Methods: A randomized, controlled clinical trial was performed at the Intestinal Failure Center in Skawina, Poland. Sixty-seven patients (37 F, 30 M, mean age 53.9 years) enrolled in home parenteral nutrition (HPN) due to stable chronic intestinal failure (CIF) were randomized to receive one the following for 12 months: long-chain triglycerides (LCT), medium/long-chain triglycerides, olive oil/LCT (OO/LCT) and a mix of LCT/MCT/OO/fish oil. Clinical evaluation and biochemical tests (total bilirubin, SGOT, SGTP, GGPT, alkaline phosphatase) were performed at enrolment and after 6 and 12 months.
Results: the most common reason for intestinal failure (IF) was short bowel due to mesenteric ischaemia, followed by Crohn's disease, surgical complications and radiation enteritis. PN stabilized liver parameters in all patients. No essential fatty acids deficiency was diagnosed. All four ILEs demonstrated comparable influence on liver in all study periods.
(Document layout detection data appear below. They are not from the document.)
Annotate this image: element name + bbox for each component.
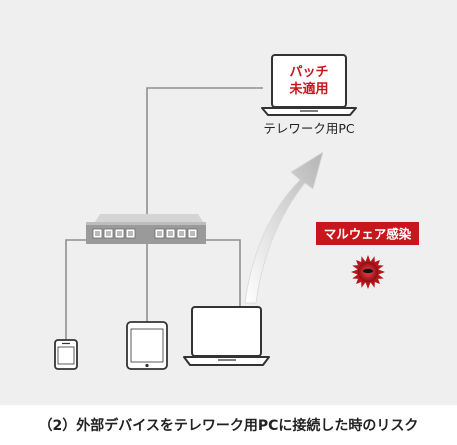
line-switch-to-laptop — [204, 239, 241, 307]
tablet-icon — [126, 321, 168, 370]
network-switch-icon — [86, 214, 206, 244]
laptop-icon — [183, 306, 270, 366]
telework-pc-laptop-icon — [261, 54, 357, 116]
smartphone-icon — [54, 339, 78, 370]
malware-label: マルウェア感染 — [324, 227, 412, 242]
line-switch-to-telework-pc — [146, 87, 263, 215]
line-switch-to-smartphone — [65, 239, 90, 340]
malware-badge — [316, 222, 419, 245]
diagram-caption: （2）外部デバイスをテレワーク用PCに接続した時のリスク — [38, 418, 419, 434]
diagram-svg: パッチ 未適用 テレワーク用PC — [54, 54, 419, 370]
telework-pc-label: テレワーク用PC — [263, 121, 355, 136]
laptop-screen-line-1: パッチ — [289, 65, 328, 80]
connection-lines — [65, 87, 263, 340]
laptop-screen-line-2: 未適用 — [288, 81, 328, 97]
curved-arrow-icon — [244, 151, 324, 304]
malware-virus-icon — [351, 255, 385, 289]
The only exception was the decrease in total bilirubin concentration after 12 months (28.1 ± 25.3vs 11.1 ± 4.5, p = 0.0023) and GGTP (222.5 ± 205.8vs 146.6 ± 197.7, p = 0.0079) when OO/LCT was in use.
Conclusions: All four ILEs tested may be safe even during long-term parenteral nutrition. OO/LCT may be more effective than the others, but more studies in the field are needed.